Ensure the solution has the scope to expand to all types of contract-even if you are only initially planning on automating one type, such as sales contracts. Start small, think big. Companies that have reported the most success are those which have started small with focused implementations covering complex spending categories like facilities or real-estate, complex service agreements, R&D contracts and intellectual property.

2

Without modifications to the source code the system should, via configuration, be flexible enough to:

● Support all your contracts and end-to-end processes be they contracts, agreements, terms and conditions, warranties, projects, deals, mortgages, loans, insurance policies, intellectual property rights, licences, leases or assignments.

● Evolve with future requirements and expand with the enterprise.

● Cope with development of new types of contracts and new regulations.

3

The repository is the key. Make sure it is comprehensive:

● You need to be able to maintain complex relationships with all your contractual counterparties-including customers, suppliers, partners, intermediaries and advisors. This means support for hierarchies of contracts with multiple dependencies and many-to-many relationships with role-based participants.

● It should store not only documents but also e-mails and comments that are important to interpret the contract (they can also be binding).

● It should provide a comprehensive audit trail.

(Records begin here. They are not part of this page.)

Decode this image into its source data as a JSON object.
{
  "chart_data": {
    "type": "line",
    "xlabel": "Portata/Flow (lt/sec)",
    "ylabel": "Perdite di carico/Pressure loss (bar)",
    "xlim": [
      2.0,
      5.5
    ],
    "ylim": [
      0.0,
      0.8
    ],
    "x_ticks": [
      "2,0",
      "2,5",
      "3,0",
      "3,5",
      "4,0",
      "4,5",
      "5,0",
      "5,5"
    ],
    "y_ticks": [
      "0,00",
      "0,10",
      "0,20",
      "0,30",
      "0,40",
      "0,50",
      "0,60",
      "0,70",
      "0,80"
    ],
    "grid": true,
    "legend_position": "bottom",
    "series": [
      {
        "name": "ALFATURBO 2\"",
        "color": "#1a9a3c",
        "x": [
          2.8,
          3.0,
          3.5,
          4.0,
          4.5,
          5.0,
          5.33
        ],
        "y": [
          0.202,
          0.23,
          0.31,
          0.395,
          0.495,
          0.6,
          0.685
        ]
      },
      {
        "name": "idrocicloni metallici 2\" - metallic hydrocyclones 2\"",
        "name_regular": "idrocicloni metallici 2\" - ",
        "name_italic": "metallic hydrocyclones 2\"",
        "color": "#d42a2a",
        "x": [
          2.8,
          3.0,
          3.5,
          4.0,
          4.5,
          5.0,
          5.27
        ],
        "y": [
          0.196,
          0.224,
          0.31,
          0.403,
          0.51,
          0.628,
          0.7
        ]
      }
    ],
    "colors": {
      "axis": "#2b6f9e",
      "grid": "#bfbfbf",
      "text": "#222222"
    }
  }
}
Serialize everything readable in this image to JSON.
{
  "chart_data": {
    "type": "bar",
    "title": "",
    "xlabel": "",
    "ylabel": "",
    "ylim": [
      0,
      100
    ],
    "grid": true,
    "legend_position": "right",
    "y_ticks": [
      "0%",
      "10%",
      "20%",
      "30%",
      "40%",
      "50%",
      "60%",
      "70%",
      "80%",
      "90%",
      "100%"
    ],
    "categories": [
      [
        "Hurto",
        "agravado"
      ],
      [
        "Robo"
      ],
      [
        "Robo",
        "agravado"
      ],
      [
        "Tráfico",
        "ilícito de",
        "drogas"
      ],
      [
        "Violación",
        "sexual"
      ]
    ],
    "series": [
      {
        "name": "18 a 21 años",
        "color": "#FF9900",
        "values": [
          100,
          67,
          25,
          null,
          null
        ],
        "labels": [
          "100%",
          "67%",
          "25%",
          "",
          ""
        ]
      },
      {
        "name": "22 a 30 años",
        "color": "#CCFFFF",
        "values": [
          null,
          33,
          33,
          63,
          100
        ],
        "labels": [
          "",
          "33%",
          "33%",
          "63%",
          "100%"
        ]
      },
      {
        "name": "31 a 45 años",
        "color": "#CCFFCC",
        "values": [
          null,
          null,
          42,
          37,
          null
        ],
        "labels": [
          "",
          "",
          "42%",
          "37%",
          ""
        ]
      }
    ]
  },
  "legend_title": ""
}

● Security means being able to limit access at a contract level.

4

Ensure it can support you globally dealing in multilingual and multi-currency contracts.

5

Check it complies with corporate IT objectives such as using an open scalable Internet architecture like Microsoft.NET or J2EE.

6

Ease of use is critical. Key users such as legal and finance are not necessarily "IT-savvy." A bank we spoke to emphasised the importance of staff adoption-"people will do the easy thing". Their point was that ease of use was not just desirable but essential if the system was going to be used. They went on to explain, "of medium and low-spend contracts, only 20% make it to the [central] filing cabinet at present".

7

Ensure that the software vendor has a relevant track record of success-and is it involved in the project alongside the integrator.